Bezirksvorsitzender der SPÖ Währing, Andreas Höferl, besuchte die Einkaufsstraße mit dem Wiener Wirtschaftsstadtrat Peter Hanke (SPÖ) und dem Obmann des Geschäftsstraßenvereins Michael Richter. Sie suchten das Gespräch mit den Geschäftsführern, um Lösungskonzepte zu finden.

"Während Hausrat und Kochgeschirr gut gehen, weil die Menschen mehr kochen, haben jene mehr Probleme, deren Geschäft von Veranstaltungen abhängig ist. Auch durch die coronabedingte Absage des Währinger Straßenfests ist das jährliche Umsatzplus heuer ausgefallen", so Höferl.

Um den Geschäften zu helfen, werde die Förderung von Webshops, die laut Höferl "den Verkauf im Geschäft ergänzen können", überlegt. Doch wie die Umsetzung genau ausschaut und welche Geschäfte von den Webshops profitieren könnten, wird noch überlegt.
Außerdem ist die Neuanschaffung der Weihnachtsbeleuchtung um rund 100.000 Euro ausständig, die der Geschäftsstraßenverein durch Spenden und Crowdfunding zu finanzieren versucht. 

Unterstützung gefragt

Dass es in Zeiten wie diesen für niemanden leicht ist, findet auch Sofia Grabowka, die schon seit vielen Jahren täglich in ihrer "Boutique Second Hand" zwischen originellen Ledertaschen, Pelzmänteln und ausgefallenen Pullovern steht.
Sie habe aber noch Glück –schließlich könne sie auf ihre Stammkunden zählen. "Ich habe aber auch Kunden aus Italien und Mexiko, die normalerweise jedes Jahr kommen", so die gebürtige Polin.

"Manche Kunden kommen nur ganz schnell ins Geschäft und sind dann wieder weg", erzählt sie lachend. 

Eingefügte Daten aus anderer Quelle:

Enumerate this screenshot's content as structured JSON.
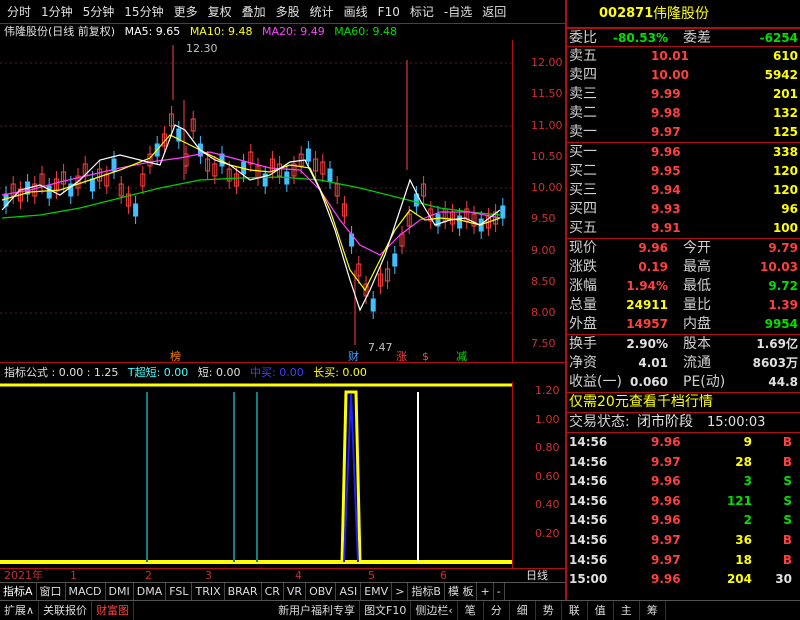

Ähnlich ergeht es Cheng Chien-Chen, der das Geschäft "Alicia –Geschenke aus aller Welt" betreibt. "Ich bin froh, dass ich hier nur alleine bin und keine Mitarbeiter habe", sagt er.

Man merke deutlich, dass die Kunden – hauptsächlich ältere Wiener und Touristen – nicht mehr so oft kommen und auch weniger Geld haben. Kleine Geschäfte zu unterstützen und lokal einzukaufen, ist vor allem in Zeiten wie diesen wichtiger denn je.

Sofia Grabowka berät ihre Stammkundin Ociepa Maitynika beim Kauf einer neuen Winterjacke.
Cheng Chein-Chen steht täglich in seinem Geschäft.